Ausstellung über Wieland Wagner: Von Hitlers Liebling zum Reformer

Komplizierte Wahrheit. Die Bayreuther Ausstellung „Es gibt nichts Ewiges“ erforscht die Biografie des Komponistenenkels Wieland Wagner.

Er gilt als Erfinder von Neu-Bayreuth, als Entrümpler von Hitlers Hoftheater. Wieland Wagner war erst 34, als er mit seinem Bruder Wolfgang 1951 die Leitung der diskreditierten Festspiele übernahm, die noch 1944 „Meistersinger“ vor NS-Frontsoldaten zur Aufführung gebracht hatten. Als künstlerischer Leiter brach Wieland mit Naturalismus und Nationalismus, präsentierte abstrahierend-geometrische Bühnenarchitekturen, antikisierende Kostüme, tiefenpsychologische Werkdeutungen à la Freud und C. G. Jung.

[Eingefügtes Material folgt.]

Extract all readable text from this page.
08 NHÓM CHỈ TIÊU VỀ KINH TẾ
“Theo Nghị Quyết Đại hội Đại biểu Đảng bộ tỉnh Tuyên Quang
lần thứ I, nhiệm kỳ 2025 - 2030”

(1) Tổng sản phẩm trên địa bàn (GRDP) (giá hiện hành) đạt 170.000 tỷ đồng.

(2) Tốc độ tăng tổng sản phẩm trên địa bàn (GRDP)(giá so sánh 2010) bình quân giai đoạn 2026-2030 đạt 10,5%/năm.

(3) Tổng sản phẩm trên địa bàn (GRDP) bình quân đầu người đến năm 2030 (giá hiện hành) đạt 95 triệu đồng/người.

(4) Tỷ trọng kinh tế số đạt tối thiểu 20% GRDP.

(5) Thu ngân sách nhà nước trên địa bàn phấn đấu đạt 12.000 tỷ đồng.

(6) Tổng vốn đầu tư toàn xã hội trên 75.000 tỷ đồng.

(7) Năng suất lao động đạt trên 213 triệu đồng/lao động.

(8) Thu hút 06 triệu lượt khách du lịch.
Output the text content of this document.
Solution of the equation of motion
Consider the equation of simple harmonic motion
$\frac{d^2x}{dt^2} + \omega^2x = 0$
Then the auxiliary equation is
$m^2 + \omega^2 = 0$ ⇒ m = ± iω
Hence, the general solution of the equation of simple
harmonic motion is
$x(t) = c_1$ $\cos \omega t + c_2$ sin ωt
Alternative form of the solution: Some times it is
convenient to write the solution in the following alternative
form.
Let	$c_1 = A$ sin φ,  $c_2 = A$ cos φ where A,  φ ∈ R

Festwiesen-Getümmel, Drachenhöhlen und Götterburgen ersetzte er durch leere Räume, arbeitete mit Farbe und Chiffren. So sorgte er für den späten Anschluss Bayreuths an die Moderne. Die Scheibe anstelle des Walkürenfelsens wurde sein Markenzeichen. Nach seinem Krebstod mit nur 49 Jahren blieb Wolfgang Wagner alleiniger Prinzipal, bis 2008.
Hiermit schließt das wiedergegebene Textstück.